There are a few religions in the world of monitoring. Pushing metrics vs pulling metrics, agents vs agent-less and files vs databases for storing config being some common examples.
On the files side of the fence the clear choice for many people is still Nagios. In the new world of DevOps, cloud and automation there is a desire to have everything written in text files and stored in a version control system.
To make life easier configuration management modules exist to abstract the file creation and create a model for what checks go where and what alerts need to be configured. For all of the power you get with doing things this way you lose some of the setup friendliness.
A few years after Nagios was released everyone started building tools as web apps with databases. You can create nice slick interfaces, store UI state and even display metrics on pretty graphs and store them as dashboards. Zabbix is probably the best example of what can be done when you store everything in a big MySQL database. It has an API and you can still configure the agents using config management. But the actual monitoring config is locked away and can’t be easily viewed or diff’ed like Nagios config changes in source control.
When you build a monitoring system from scratch you get to try new things. One of the things we wanted to try was storing everything in a human readable text format in the database. This means referencing configuration objects by name and creating a data model that maps to directories and files behind the scenes when exporting and importing. This isn’t something you can really change later on so we’ve been quite dedicated to sticking to this philosophy in everything we build.
You get a few cool benefits from this design. A flashy web interface that is automatically generating config behind the scenes being the most noticeable one. This drives up adoption outside of operations and in a lot of cases speeds up making quick changes. This provides all of the benefits that you get by going with a tool like Zabbix including the pretty graphs and host information pages.
It also means that we can easily export a grouping of plugins, dashboards and alert rules and share them in a common format via our Packs Library. You create them in the UI and then save them as files and folders which makes them portable.
However, that still doesn’t help the ops people who love to edit text files and push them into config management. We have added a few features in the past to help people who want to drive plugin deployment from config management (solo mode). However, this only solves the issue of storing plugins and doesn’t help with storing everything else.
Ideally both use cases should be able to co-exist; the GUI people and the command line people all working the way they want to work. We’re a step closer to that being a reality today with the release of the latest Outlyer Command Line Tool features for backing up configuration for entire organisations and accounts to disk.
The ‘dlcli backup org’ command exports all of your configuration to human readable files and folders on disk which means they can automatically be committed to your source code system. You can then restore organisations, accounts or individual objects from any point in time.
Details for how to set that up on a Linux backup server are here:
https://support.outlyer.com/hc/en-gb/articles/208281033-Backup-and-Restore
So now when anyone uses the web interface to make any configuration changes in Outlyer we get a commit of the difference in human readable format in Github and a link to the diff posted in Slack via web hook.
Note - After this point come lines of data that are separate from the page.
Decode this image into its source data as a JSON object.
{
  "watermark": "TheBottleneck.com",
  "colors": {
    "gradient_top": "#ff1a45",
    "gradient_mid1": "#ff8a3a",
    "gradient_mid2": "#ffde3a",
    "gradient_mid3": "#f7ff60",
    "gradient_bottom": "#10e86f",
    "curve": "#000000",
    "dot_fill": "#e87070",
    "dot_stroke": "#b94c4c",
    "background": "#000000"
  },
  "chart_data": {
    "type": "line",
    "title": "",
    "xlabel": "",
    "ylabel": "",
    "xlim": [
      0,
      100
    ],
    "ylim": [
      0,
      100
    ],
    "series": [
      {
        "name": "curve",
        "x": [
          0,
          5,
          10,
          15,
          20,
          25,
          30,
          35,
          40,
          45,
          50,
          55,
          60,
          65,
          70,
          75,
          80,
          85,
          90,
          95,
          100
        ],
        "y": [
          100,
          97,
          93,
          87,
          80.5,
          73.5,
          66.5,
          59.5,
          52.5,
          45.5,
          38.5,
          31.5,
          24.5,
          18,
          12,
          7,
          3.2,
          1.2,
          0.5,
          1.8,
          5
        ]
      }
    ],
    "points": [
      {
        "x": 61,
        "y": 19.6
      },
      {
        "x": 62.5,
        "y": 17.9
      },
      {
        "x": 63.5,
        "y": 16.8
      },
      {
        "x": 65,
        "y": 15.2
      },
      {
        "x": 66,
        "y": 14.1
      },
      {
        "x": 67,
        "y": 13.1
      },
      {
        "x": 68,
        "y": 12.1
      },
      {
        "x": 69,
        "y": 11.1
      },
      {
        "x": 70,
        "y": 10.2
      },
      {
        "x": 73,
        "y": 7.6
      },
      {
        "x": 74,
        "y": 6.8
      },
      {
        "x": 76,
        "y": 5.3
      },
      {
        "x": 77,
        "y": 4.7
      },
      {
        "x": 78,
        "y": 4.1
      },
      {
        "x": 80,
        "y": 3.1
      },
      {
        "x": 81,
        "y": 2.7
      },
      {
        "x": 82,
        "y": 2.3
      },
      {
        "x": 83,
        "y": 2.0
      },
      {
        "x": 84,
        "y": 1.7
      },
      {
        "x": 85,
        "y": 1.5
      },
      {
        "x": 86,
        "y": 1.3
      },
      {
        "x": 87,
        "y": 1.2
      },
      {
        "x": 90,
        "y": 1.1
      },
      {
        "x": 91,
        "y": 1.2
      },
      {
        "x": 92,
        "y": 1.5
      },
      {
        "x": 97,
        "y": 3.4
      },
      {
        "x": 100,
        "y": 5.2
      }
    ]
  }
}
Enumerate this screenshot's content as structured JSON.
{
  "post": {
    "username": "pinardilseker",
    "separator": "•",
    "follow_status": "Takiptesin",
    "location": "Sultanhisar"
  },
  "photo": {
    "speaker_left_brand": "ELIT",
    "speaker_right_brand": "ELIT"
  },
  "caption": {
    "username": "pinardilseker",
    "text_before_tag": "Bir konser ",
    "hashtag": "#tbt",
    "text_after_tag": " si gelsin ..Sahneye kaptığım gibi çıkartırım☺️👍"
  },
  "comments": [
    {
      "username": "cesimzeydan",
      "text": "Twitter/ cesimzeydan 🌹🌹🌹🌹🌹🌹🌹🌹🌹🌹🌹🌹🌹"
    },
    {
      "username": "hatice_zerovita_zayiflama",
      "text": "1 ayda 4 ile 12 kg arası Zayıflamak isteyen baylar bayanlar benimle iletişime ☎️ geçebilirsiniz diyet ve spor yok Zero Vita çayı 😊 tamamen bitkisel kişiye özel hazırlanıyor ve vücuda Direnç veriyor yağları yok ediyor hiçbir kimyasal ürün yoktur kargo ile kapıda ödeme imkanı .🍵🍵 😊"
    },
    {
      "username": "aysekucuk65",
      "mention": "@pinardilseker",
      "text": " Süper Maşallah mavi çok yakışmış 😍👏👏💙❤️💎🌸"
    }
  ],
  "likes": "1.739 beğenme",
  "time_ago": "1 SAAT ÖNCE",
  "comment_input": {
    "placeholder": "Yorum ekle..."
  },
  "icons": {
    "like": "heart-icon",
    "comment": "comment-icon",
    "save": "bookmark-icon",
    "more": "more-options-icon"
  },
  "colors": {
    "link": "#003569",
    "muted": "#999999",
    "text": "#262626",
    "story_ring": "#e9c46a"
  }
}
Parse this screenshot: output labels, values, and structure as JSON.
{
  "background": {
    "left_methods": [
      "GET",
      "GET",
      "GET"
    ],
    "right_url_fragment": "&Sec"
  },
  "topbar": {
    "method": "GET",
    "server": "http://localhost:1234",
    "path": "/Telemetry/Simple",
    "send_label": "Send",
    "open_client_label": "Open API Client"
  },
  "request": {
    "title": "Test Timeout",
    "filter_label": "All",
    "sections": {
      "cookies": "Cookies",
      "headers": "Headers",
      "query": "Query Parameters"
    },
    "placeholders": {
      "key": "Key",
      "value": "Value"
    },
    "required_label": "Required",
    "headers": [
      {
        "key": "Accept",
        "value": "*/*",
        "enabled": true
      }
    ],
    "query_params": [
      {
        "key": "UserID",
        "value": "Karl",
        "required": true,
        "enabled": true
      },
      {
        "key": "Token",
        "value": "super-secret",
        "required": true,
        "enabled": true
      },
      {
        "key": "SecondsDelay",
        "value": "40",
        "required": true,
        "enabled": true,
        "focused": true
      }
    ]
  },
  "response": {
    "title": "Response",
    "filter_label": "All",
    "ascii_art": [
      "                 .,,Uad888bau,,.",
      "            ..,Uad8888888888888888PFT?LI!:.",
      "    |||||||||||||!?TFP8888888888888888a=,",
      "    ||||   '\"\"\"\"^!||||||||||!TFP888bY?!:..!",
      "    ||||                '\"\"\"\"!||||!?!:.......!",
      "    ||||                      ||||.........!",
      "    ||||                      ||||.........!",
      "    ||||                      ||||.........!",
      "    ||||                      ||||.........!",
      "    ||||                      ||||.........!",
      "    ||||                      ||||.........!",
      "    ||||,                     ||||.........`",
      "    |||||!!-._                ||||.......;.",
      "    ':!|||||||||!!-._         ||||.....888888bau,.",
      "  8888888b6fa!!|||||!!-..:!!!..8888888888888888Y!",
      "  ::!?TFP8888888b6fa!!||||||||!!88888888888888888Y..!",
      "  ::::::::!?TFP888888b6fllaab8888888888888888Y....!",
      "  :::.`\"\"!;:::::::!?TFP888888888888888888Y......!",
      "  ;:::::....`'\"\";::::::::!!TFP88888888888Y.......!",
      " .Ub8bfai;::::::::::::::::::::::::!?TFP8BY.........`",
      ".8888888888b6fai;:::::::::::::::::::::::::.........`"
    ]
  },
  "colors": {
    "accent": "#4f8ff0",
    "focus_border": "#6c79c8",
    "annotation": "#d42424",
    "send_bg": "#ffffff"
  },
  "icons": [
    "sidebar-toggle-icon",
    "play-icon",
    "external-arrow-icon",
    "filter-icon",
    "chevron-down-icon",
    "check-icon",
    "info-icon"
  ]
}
It’s pretty cool seeing the list of changes and it has already helped to restore one accidentally deleted dashboard.
That solves the issue of mirroring configuration in Git so it can be reviewed or restored. But we aren’t quite there yet on driving all config in a bi-directional way. To do that properly we need to add a Git remote endpoint to Outlyer so that plugins, dashboards, rules and links can all be created locally in a text editor, tested remotely using ‘dlcli run’ and then pushed directly up via ‘git push Outlyer master’.
Github have managed to keep both technical and less technical people happy with clever interface design which inspires us to try to do the same.
We’re not far off the dream now. Hopefully this is an interesting approach for anyone who enjoys thinking about monitoring system design.